La autora, una de las tres damas del "polar" francés, junto a Fred Vargas y Dominique Manotti, debutó en la literatura en 1995 con "Baka!" (idiota en japonés), un libro agotado y que va a reescribir "completamente" para volverlo a editar.

"Necesitaba cambiar de aires. Es bueno salir de lo que haces para tener perspectiva, y Lola e Ingrid tenían que descansar. Me gusta mucho lo que hago y siempre estoy abierta a todas las ideas. Soy una esponja a todos los estímulos. Luego me quedo con lo que me interesa, incluidas las críticas", afirma Sylvain, que reside en Tokio desde hace cinco años.

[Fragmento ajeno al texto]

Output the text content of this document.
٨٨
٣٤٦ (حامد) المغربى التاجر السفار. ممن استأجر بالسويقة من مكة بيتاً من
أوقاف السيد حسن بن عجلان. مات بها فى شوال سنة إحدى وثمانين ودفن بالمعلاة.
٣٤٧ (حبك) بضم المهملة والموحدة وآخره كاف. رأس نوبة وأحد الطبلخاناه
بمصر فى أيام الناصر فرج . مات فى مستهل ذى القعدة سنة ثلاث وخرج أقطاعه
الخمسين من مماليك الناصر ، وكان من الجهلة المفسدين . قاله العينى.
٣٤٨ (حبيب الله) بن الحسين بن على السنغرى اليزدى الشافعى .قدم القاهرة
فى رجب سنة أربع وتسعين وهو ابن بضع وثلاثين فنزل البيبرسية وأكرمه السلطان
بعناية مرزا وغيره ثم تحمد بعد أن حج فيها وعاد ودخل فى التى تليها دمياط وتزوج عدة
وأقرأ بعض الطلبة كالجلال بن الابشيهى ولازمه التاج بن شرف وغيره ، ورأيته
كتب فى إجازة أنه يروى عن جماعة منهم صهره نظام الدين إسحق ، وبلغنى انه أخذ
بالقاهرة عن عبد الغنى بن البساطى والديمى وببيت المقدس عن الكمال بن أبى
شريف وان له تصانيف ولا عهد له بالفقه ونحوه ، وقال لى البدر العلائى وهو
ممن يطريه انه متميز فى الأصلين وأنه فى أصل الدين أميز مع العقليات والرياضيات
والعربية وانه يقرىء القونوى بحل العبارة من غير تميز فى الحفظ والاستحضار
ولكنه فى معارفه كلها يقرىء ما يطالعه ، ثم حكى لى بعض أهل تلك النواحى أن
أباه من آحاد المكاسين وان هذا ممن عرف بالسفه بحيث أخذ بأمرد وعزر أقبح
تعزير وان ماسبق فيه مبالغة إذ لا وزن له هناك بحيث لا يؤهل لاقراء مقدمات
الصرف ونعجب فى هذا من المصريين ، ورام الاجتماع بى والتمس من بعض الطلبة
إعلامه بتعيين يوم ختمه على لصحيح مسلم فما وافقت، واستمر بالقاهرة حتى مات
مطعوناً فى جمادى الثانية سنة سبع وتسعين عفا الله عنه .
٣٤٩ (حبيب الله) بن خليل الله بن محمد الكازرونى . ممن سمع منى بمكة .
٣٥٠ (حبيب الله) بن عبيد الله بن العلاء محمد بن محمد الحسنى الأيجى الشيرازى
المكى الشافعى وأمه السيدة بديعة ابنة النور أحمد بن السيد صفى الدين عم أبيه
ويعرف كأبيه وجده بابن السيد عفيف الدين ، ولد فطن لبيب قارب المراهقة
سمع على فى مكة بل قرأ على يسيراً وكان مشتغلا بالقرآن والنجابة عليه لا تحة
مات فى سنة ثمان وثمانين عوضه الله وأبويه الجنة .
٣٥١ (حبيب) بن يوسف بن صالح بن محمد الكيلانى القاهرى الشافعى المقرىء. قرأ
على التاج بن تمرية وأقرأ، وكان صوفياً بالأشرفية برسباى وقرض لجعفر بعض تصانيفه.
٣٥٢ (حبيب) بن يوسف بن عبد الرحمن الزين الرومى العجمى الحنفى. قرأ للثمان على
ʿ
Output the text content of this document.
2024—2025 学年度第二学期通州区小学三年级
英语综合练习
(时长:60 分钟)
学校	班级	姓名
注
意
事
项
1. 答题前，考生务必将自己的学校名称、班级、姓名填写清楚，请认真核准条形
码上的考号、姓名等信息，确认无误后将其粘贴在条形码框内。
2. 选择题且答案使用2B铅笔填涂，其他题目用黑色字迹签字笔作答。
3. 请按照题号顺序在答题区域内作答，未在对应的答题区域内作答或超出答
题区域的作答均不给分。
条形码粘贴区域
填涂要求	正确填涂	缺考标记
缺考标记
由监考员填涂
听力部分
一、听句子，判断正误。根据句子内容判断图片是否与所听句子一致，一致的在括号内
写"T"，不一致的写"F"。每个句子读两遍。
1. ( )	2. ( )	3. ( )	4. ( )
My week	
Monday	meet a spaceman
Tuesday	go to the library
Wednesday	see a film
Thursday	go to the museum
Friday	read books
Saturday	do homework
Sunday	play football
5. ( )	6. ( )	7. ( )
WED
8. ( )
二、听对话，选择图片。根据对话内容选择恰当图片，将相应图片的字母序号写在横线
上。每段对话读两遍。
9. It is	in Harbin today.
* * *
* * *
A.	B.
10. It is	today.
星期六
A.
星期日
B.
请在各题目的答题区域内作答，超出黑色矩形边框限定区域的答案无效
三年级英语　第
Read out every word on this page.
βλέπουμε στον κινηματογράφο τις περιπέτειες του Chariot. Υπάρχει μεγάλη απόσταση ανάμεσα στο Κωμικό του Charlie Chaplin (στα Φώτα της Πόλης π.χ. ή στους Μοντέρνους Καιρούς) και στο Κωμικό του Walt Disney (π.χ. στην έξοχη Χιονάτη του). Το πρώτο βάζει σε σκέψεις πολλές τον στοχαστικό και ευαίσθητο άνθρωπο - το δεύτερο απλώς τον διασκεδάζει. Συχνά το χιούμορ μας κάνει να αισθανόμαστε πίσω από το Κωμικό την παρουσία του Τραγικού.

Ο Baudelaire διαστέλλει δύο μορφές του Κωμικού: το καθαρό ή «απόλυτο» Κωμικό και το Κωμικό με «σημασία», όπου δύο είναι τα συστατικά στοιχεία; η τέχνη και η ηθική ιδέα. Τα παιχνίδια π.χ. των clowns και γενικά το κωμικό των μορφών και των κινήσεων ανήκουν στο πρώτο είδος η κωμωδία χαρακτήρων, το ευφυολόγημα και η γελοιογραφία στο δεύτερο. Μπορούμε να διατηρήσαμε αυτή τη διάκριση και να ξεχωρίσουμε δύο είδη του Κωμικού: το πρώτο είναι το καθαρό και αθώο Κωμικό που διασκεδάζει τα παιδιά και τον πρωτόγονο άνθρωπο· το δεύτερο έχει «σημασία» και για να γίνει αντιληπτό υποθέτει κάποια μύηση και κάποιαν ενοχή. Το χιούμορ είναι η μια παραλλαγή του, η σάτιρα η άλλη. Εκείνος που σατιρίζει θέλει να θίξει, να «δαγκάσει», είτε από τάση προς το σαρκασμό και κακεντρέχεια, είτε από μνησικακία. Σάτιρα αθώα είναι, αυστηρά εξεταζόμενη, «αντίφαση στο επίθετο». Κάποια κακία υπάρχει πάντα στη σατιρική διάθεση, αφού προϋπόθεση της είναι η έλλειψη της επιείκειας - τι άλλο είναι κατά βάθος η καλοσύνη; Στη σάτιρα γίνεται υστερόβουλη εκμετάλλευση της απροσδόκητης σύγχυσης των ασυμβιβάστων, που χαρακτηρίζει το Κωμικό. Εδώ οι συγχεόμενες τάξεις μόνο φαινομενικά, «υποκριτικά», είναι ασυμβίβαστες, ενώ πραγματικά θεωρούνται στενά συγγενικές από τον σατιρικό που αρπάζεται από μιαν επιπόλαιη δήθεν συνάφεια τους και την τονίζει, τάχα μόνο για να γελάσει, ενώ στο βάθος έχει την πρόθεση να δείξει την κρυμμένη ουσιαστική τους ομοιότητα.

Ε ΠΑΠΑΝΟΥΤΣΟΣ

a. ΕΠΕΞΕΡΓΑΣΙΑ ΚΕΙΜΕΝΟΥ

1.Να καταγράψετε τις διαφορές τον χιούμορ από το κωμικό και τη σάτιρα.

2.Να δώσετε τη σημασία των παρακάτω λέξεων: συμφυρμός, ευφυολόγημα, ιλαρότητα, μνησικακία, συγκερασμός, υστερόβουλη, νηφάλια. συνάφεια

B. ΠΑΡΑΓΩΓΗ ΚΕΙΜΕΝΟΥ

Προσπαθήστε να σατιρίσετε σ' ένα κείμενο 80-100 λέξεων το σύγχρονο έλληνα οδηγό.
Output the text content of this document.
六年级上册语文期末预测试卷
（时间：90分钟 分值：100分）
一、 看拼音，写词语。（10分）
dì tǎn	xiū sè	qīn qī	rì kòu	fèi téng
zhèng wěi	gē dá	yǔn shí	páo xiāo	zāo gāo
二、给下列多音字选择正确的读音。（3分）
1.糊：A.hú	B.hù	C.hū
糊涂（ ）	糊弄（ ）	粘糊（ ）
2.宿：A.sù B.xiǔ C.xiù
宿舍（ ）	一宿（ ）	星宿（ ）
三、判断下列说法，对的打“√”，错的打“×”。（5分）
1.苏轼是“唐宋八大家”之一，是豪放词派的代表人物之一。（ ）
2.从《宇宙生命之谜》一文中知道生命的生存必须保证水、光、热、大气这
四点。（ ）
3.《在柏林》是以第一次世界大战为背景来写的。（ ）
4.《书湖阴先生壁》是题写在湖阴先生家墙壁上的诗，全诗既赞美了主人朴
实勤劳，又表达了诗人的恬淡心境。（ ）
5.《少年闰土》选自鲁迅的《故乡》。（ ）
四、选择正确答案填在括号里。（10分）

Para poder escribir tiene que viajar a Francia a "nutrirse" de ideas porque sus historias transcurren siempre en su país natal, "muy pegadas a la actualidad y a la realidad".

"Preparo mucho mis tramas antes de lanzarme a escribirlas. Tengo tendencia a dejar volar la imaginación y eso se traduce en un trabajo colosal para poderme concentrar sobre la historia, pero últimamente hago a mis héroes más realistas, de esa forma sus reacciones son más lógicas y todo encaja mejor", reconoce.

"El pasadizo del deseo" comienza con un "alunizaje" en una casa de cambios. Al mismo tiempo la camarera y novia del propietario del bistrot donde trabaja, descubre a una de sus compañeras de piso muerta con los pies cercenados.

Sylvain ha ambientado esta trama en el París de los pequeños restaurantes, de los inmigrantes y del afán diario por ganarse la vida y sobrevivir, "lo más difícil en todo el mundo", asegura quien empezó a escribir porque se fue a vivir a Japón -de 1994 a 1997- y se quedó en el paro.